California Slams the Door on Algorithmic Collusion with the Signing of AB325

October 9, 2025

Sacramento - This week, Governor Gavin Newsom signed into law Assembly Majority Leader Cecilia Aguiar-Curry’s (D-Winters) AB325, which modernizes California antitrust law to make clear  that corporations that collude to fix prices are liable regardless of whether they do so in a smoke-filled room or through an algorithm.

“For more than a hundred years, it has been illegal for businesses to get together and scheme to fix prices," said Ted Mermin, executive director of UC Berkeley Law’s Center for Consumer Law and Economic Justice. “And now it is just as illegal for businesses to delegate the scheming to an algorithm. At a time when families are struggling to make ends meet, this law will help break up conspiracies and keep prices down.” 

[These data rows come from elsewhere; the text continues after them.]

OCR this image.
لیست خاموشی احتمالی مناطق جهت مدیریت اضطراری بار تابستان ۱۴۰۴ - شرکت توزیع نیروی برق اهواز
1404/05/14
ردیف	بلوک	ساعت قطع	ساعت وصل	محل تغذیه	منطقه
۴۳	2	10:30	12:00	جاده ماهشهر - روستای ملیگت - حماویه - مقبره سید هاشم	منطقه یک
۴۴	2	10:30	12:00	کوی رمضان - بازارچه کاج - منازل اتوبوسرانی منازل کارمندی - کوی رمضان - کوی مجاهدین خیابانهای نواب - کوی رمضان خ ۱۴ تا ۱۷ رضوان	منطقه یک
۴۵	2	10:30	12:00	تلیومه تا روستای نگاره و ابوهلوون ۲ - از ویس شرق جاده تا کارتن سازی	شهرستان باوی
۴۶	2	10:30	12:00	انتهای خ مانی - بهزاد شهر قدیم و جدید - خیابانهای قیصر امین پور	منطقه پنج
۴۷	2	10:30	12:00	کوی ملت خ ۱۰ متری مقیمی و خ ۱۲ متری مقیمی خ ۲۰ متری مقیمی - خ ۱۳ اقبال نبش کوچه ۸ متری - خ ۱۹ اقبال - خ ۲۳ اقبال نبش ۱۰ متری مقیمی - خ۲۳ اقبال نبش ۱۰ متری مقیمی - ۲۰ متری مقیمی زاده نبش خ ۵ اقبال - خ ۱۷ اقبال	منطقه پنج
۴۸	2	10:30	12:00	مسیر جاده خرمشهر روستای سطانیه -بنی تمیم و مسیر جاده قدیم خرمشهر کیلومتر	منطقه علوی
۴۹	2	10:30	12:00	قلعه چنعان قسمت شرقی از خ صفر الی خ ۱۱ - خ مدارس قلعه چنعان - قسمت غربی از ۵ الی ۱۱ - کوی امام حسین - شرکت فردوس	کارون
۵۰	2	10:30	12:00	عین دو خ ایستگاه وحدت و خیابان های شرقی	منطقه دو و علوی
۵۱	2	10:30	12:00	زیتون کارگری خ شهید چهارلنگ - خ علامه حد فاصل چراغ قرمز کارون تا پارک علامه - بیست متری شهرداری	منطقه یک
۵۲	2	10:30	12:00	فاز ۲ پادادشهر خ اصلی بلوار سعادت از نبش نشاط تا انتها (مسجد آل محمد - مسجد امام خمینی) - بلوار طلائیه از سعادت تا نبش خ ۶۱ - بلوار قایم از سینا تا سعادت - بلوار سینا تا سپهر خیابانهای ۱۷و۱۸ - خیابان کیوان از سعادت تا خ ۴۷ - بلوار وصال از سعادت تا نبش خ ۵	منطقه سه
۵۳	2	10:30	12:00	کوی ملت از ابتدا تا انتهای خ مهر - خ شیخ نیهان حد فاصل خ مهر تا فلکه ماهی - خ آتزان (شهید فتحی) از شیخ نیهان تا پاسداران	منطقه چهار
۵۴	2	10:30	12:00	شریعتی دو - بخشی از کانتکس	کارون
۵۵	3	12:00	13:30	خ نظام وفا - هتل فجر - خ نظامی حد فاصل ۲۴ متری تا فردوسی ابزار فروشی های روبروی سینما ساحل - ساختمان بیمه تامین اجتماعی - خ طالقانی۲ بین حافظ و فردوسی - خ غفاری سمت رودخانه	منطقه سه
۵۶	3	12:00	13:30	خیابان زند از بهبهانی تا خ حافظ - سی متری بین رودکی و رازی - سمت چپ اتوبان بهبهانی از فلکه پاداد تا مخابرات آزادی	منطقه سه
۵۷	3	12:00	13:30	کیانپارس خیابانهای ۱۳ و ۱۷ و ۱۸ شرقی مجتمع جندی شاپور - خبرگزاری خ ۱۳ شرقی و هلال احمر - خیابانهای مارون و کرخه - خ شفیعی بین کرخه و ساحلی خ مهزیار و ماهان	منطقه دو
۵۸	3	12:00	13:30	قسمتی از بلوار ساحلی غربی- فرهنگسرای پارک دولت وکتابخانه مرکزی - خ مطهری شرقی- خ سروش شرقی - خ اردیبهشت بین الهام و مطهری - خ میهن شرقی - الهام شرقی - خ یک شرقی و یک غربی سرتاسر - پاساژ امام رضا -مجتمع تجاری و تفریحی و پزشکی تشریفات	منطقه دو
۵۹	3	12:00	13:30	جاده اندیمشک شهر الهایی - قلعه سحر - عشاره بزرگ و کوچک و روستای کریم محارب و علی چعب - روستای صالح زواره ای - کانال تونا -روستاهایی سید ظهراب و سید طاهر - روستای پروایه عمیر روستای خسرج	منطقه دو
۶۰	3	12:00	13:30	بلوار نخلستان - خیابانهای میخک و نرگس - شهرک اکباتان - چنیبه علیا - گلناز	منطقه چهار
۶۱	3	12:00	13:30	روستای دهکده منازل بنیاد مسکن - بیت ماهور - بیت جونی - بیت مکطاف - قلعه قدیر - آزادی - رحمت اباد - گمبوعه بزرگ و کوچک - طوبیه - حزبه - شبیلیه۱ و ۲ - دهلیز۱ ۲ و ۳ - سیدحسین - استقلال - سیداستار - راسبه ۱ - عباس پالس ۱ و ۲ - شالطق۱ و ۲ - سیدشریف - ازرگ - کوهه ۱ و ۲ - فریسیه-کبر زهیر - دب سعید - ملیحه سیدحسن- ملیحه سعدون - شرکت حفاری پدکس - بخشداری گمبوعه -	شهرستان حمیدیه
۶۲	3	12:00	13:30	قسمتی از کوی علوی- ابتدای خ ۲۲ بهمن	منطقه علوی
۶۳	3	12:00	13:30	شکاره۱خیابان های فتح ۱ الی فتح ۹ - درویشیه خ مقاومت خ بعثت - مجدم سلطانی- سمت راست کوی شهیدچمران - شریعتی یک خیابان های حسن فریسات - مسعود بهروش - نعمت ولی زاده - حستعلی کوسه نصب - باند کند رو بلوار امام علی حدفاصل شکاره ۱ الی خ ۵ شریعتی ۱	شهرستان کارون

The Center’s Policy Director, Shelmun Dashan, explained: “Companies that conspire to keep their prices high instead of competing against each other violate the most basic of market principles and harm both consumers and honest businesses.”

AB325 amends California’s primary antitrust law, the Cartwright Act, to ensure that the Act’s prohibition on price fixing extends to collusive methods that rely on algorithms and artificial intelligence. The law also extends liability to the corporations that use or distribute algorithms that enable illegal collusion and adopts a pleading standard that strengthens private and public enforcers’ ability to reach harmful illegal conduct. 

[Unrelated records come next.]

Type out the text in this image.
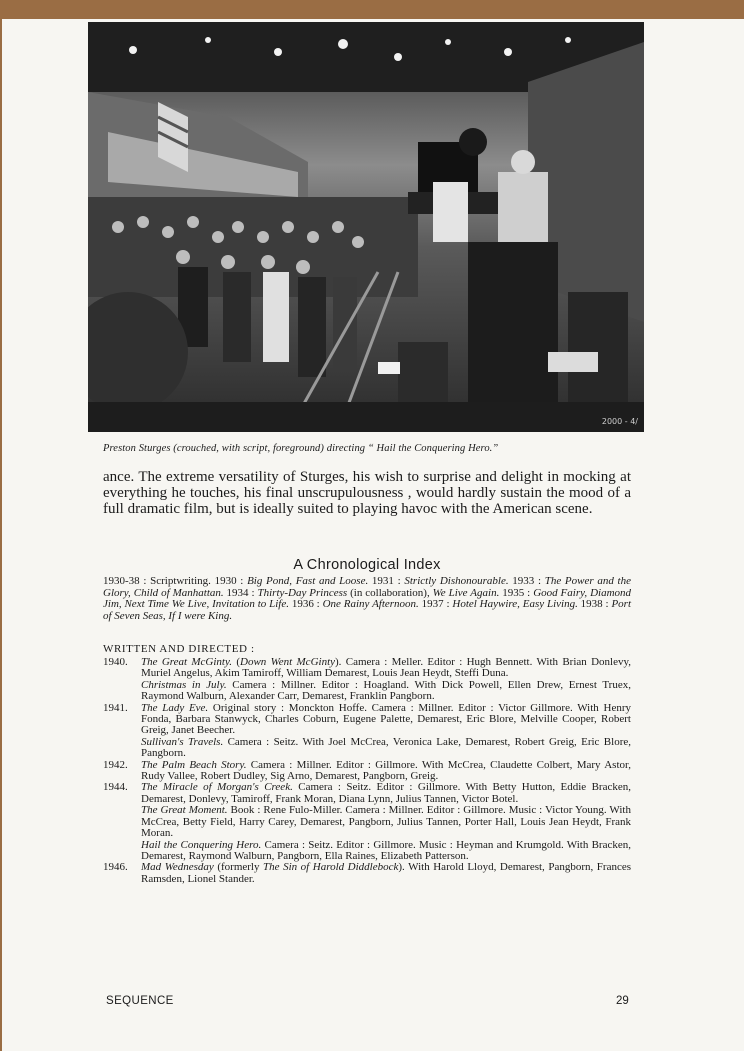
2000 - 4/
Preston Sturges (crouched, with script, foreground) directing “ Hail the Conquering Hero.”
ance. The extreme versatility of Sturges, his wish to surprise and delight in mocking at everything he touches, his final unscrupulousness , would hardly sustain the mood of a full dramatic film, but is ideally suited to playing havoc with the American scene.
A Chronological Index
1930-38 : Scriptwriting. 1930 : Big Pond, Fast and Loose. 1931 : Strictly Dishonourable. 1933 : The Power and the Glory, Child of Manhattan. 1934 : Thirty-Day Princess (in collaboration), We Live Again. 1935 : Good Fairy, Diamond Jim, Next Time We Live, Invitation to Life. 1936 : One Rainy Afternoon. 1937 : Hotel Haywire, Easy Living. 1938 : Port of Seven Seas, If I were King.
WRITTEN AND DIRECTED :
1940. The Great McGinty. (Down Went McGinty). Camera : Meller. Editor : Hugh Bennett. With Brian Donlevy, Muriel Angelus, Akim Tamiroff, William Demarest, Louis Jean Heydt, Steffi Duna.
Christmas in July. Camera : Millner. Editor : Hoagland. With Dick Powell, Ellen Drew, Ernest Truex, Raymond Walburn, Alexander Carr, Demarest, Franklin Pangborn.
1941. The Lady Eve. Original story : Monckton Hoffe. Camera : Millner. Editor : Victor Gillmore. With Henry Fonda, Barbara Stanwyck, Charles Coburn, Eugene Palette, Demarest, Eric Blore, Melville Cooper, Robert Greig, Janet Beecher.
Sullivan's Travels. Camera : Seitz. With Joel McCrea, Veronica Lake, Demarest, Robert Greig, Eric Blore, Pangborn.
1942. The Palm Beach Story. Camera : Millner. Editor : Gillmore. With McCrea, Claudette Colbert, Mary Astor, Rudy Vallee, Robert Dudley, Sig Arno, Demarest, Pangborn, Greig.
1944. The Miracle of Morgan's Creek. Camera : Seitz. Editor : Gillmore. With Betty Hutton, Eddie Bracken, Demarest, Donlevy, Tamiroff, Frank Moran, Diana Lynn, Julius Tannen, Victor Botel.
The Great Moment. Book : Rene Fulo-Miller. Camera : Millner. Editor : Gillmore. Music : Victor Young. With McCrea, Betty Field, Harry Carey, Demarest, Pangborn, Julius Tannen, Porter Hall, Louis Jean Heydt, Frank Moran.
Hail the Conquering Hero. Camera : Seitz. Editor : Gillmore. Music : Heyman and Krumgold. With Bracken, Demarest, Raymond Walburn, Pangborn, Ella Raines, Elizabeth Patterson.
1946. Mad Wednesday (formerly The Sin of Harold Diddlebock). With Harold Lloyd, Demarest, Pangborn, Frances Ramsden, Lionel Stander.
SEQUENCE	29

“The new law comes at a time when most Americans say they are struggling to keep up with rising bills,” observed Dashan. “Prices that are the result of illegal and exploitative pricing-fixing schemes are illegal and corporations shouldn't be allowed to distort evidence of their wrongdoing through software.”

Berkeley Senior Fellow—and former Acting Assistant Attorney General for the US Department of Justice’s (DOJ) Antitrust Division—Doha Mekki provided crucial testimonyand expertise in the development of the bill. “These illegal practices are artificially driving up the costs of everything from rent to food to other necessities of life. I am proud of the work we did at DOJ to put an end to algorithmic collusion. And I am grateful to the California legislature for the opportunity to help give California enforcers additional tools to do the same.”

The Center commends Majority Leader Aguiar-Curry and her team, along with the sponsors of the bill, for their vision and dedication in taking this essential step to protect consumers and preserve competition.